Suddenly, the sun spurted over the windowsill and into my room. I’d left the shades open. Tommy looked at me, wondering what was happening.

“Tears,” he said.

“Yes, but Mama is okay,” I said, wiping my face. “Let’s get up. It’s time to have breakfast.”

14 Comments

  • ABP

    Circle Broken
    Eros – flickers,
    Philos- daily life,
    Platos- deep longing,
    Precious doe of my life
    Return to me.

  • Karen Joan

    That’s beautiful. I am glad to see “it “captured, because the dreams where I can physically feel my partner have almost disappeared at 6 years out. I try to will them back into existence at the same time I try to be enthusiastic going on dates with people I meet online. I know there is no normal, but there’s not a lot of 48 year old widows, I can’t imagine being younger and going through this.

    • Marjorie

      Oh, trust me, there aren’t a lot of people widowed at 38! But somehow, I’ve found a small community of young widows, which makes me sad (that there are others who exist) and also really reassured. Thanks for reading – and gosh, good luck with online dating!

  • Michael Zoosman

    Marjorie,

    This is beautiful. May you continue to find inspiration in Shawn’s loving memory, and thank you for sharing this.

    – Mike

  • Carmelita

    Me: I think Shawn was really with you. In a way we don’t understand yet. I love how he enjoyed the surprise of the ocean. And sharing it with you.
    Six years in, I still miss my husband and the special way he loved me so with So much warmth and affection. Nothing has replaced that.
    Hope Shawn visits again soon.

  • Gina Rich

    Marjorie: Thank you for sharing your beautiful writing, and I am so sorry for your loss. I saw your moving essay in the Washington Post, and your words are helping others feel less alone. Dreams are interesting – I often dream about my late mother, and can also only remember snippets upon waking. I wonder if there is a way to recall more details of the dreams we have of our loved ones.

    • Marjorie

      Oh, thank you for reading. Yes, I’m lucky to write for the Post sometimes – they are lovely about publishing really difficult stories. And dreams are so beautiful, aren’t they? I’m often gut-punched by them, but I do love seeing Shawn’s face again.

  • Gabe

    Oh, Marjorie. I like to read your exquisite writing when I have a moment to focus and you know as a mom those moments are few and far between. I’m catching up on lots of your recent posts. I could feel the yearning in this one so deeply.
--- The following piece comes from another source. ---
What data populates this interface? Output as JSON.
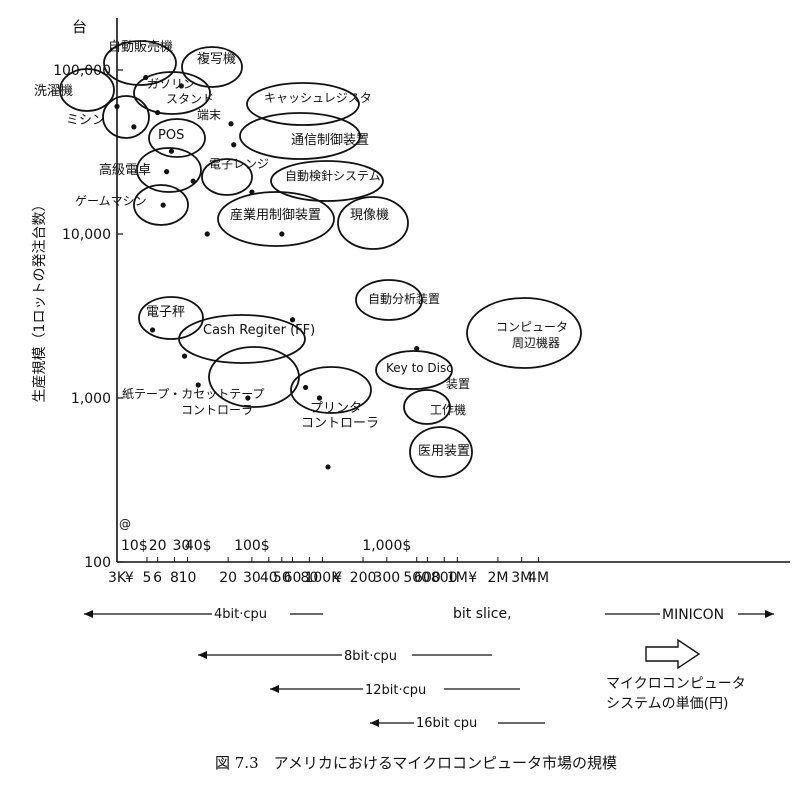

Sending love, always!!!

  • kathy

    I love this, I have had many dreams where my husband has come to me, the first was about 2 months in and in it he cycled up beside me, he looked younger and very fit, i was so happy to see him and told him he looked beautiful, I was rubbing his back as he had bad back pain before he died. I kissed his face and he was smiling at me, he told me he was busy and fine, I thanked him for coming and asked him to come again to me (which he has many times including kissing me). These dreams stay with us forever. On waking I was so happy to have dreamed of him and then the tears flowed!!!